1. Peut-on invoquer l’usage comme enseigne dans une procédure de déchéance de sa marque ?
Oui, mais il constituera un élément de preuve parmi d’autres, jamais comme preuve autonome et suffisante.

2. Que se passe-t-il si une preuve d’usage n’est pas datée ?
Cela affaiblit fortement sa valeur probante : les juges exigent des éléments clairement situés dans le temps et reliés à la marque.

3. L’usage d’une marque sur Internet est-il pris en compte ?
Oui, à condition qu’il soit démontré que le site vise effectivement le marché pertinent (langue, devise, destination des produits) et que la marque y soit utilisée pour identifier les produits et non uniquement l’entreprise.

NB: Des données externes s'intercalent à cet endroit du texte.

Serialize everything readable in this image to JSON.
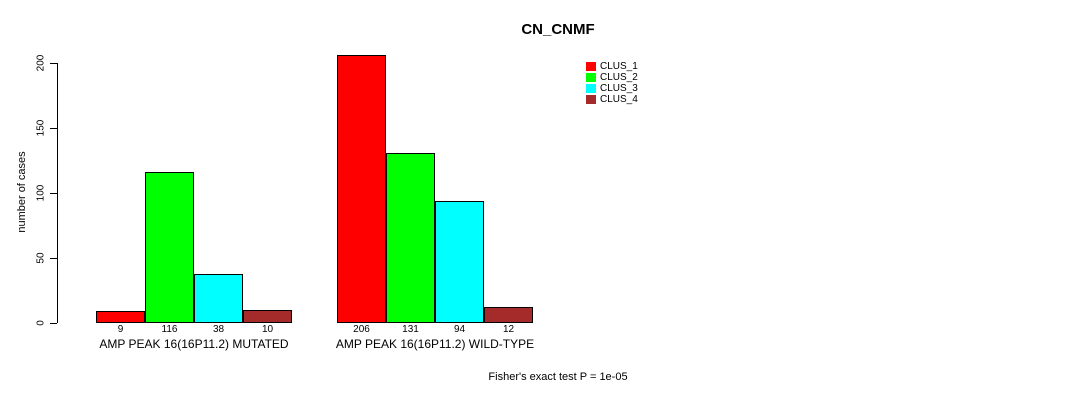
{
  "chart_data": {
    "type": "bar",
    "title": "CN_CNMF",
    "xlabel": "",
    "ylabel": "number of cases",
    "ylim": [
      0,
      200
    ],
    "yticks": [
      0,
      50,
      100,
      150,
      200
    ],
    "grid": false,
    "legend_position": "top-right",
    "bar_value_labels": true,
    "categories": [
      "AMP PEAK 16(16P11.2) MUTATED",
      "AMP PEAK 16(16P11.2) WILD-TYPE"
    ],
    "series": [
      {
        "name": "CLUS_1",
        "color": "#ff0000",
        "values": [
          9,
          206
        ]
      },
      {
        "name": "CLUS_2",
        "color": "#00ff00",
        "values": [
          116,
          131
        ]
      },
      {
        "name": "CLUS_3",
        "color": "#00ffff",
        "values": [
          38,
          94
        ]
      },
      {
        "name": "CLUS_4",
        "color": "#a52a2a",
        "values": [
          10,
          12
        ]
      }
    ],
    "annotation": "Fisher's exact test P = 1e-05"
  },
  "colors": {
    "background": "#ffffff",
    "axis": "#000000",
    "text": "#000000"
  }
}
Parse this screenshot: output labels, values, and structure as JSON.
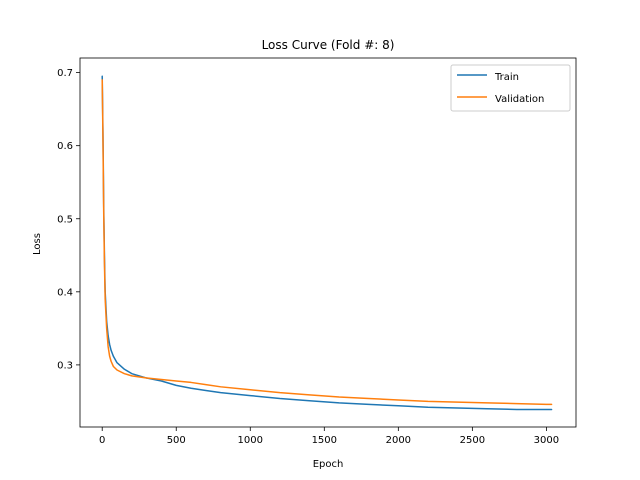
{
  "chart_data": {
    "type": "line",
    "title": "Loss Curve (Fold #: 8)",
    "xlabel": "Epoch",
    "ylabel": "Loss",
    "xlim": [
      -150,
      3200
    ],
    "ylim": [
      0.215,
      0.72
    ],
    "xticks": [
      0,
      500,
      1000,
      1500,
      2000,
      2500,
      3000
    ],
    "yticks": [
      0.3,
      0.4,
      0.5,
      0.6,
      0.7
    ],
    "grid": false,
    "legend": {
      "placement": "top-right"
    },
    "series": [
      {
        "name": "Train",
        "color": "#1f77b4",
        "x": [
          0,
          5,
          10,
          15,
          20,
          30,
          40,
          50,
          60,
          75,
          100,
          150,
          200,
          300,
          400,
          500,
          600,
          700,
          800,
          1000,
          1200,
          1400,
          1600,
          1800,
          2000,
          2200,
          2400,
          2600,
          2800,
          3000,
          3035
        ],
        "y": [
          0.695,
          0.62,
          0.52,
          0.45,
          0.4,
          0.36,
          0.34,
          0.328,
          0.32,
          0.312,
          0.303,
          0.294,
          0.288,
          0.282,
          0.278,
          0.272,
          0.268,
          0.265,
          0.262,
          0.258,
          0.254,
          0.251,
          0.248,
          0.246,
          0.244,
          0.242,
          0.241,
          0.24,
          0.239,
          0.239,
          0.239
        ]
      },
      {
        "name": "Validation",
        "color": "#ff7f0e",
        "x": [
          0,
          5,
          10,
          15,
          20,
          30,
          40,
          50,
          60,
          75,
          100,
          150,
          200,
          300,
          400,
          500,
          600,
          700,
          800,
          1000,
          1200,
          1400,
          1600,
          1800,
          2000,
          2200,
          2400,
          2600,
          2800,
          3000,
          3035
        ],
        "y": [
          0.69,
          0.61,
          0.51,
          0.44,
          0.39,
          0.35,
          0.325,
          0.312,
          0.305,
          0.298,
          0.293,
          0.288,
          0.285,
          0.282,
          0.28,
          0.278,
          0.276,
          0.273,
          0.27,
          0.266,
          0.262,
          0.259,
          0.256,
          0.254,
          0.252,
          0.25,
          0.249,
          0.248,
          0.247,
          0.246,
          0.246
        ]
      }
    ]
  }
}
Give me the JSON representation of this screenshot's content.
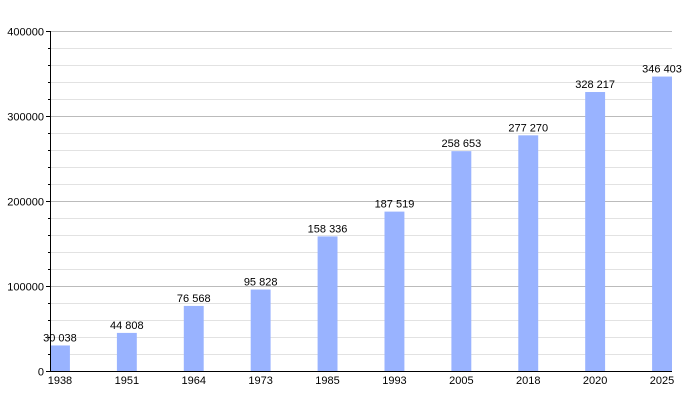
{
  "chart_data": {
    "type": "bar",
    "categories": [
      "1938",
      "1951",
      "1964",
      "1973",
      "1985",
      "1993",
      "2005",
      "2018",
      "2020",
      "2025"
    ],
    "values": [
      30038,
      44808,
      76568,
      95828,
      158336,
      187519,
      258653,
      277270,
      328217,
      346403
    ],
    "data_labels": [
      "30 038",
      "44 808",
      "76 568",
      "95 828",
      "158 336",
      "187 519",
      "258 653",
      "277 270",
      "328 217",
      "346 403"
    ],
    "ylim": [
      0,
      400000
    ],
    "y_major_ticks": [
      0,
      100000,
      200000,
      300000,
      400000
    ],
    "y_tick_labels": [
      "0",
      "100000",
      "200000",
      "300000",
      "400000"
    ],
    "y_minor_step": 20000,
    "grid": true,
    "title": "",
    "xlabel": "",
    "ylabel": "",
    "colors": {
      "bar": "#99b3ff",
      "grid_major": "#bbbbbb",
      "grid_minor": "#e2e2e2",
      "axis": "#000000"
    }
  }
}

4. Peut-on conserver notre marque si l’on prouve un usage partiel ?
Oui. Si la marque est utilisée pour une partie seulement des produits enregistrés, le droit peut être maintenu pour ces produits, mais pas pour les autres.

5. Quand est-ce que le titulaire d’une marque est tenu d’apporter la preuve d’usage de sa marque ?
Le titulaire n’a pas à justifier spontanément de l’usage de sa marque, mais il doit être en mesure de le faire dès qu’une action en déchéance est engagée ou lors d’une demande reconventionnelle dans le cadre d’une procédure d’opposition. Le titulaire devra présenter des preuves démontrant un usage réel, continu et pertinent au cours de la période de référence de cinq ans précédant la demande.

Cette publication est destinée à fournir des orientations générales au public et à mettre en lumière certaines problématiques. Elle n’a pas vocation à s’appliquer à des situations particulières ni à constituer un conseil juridique.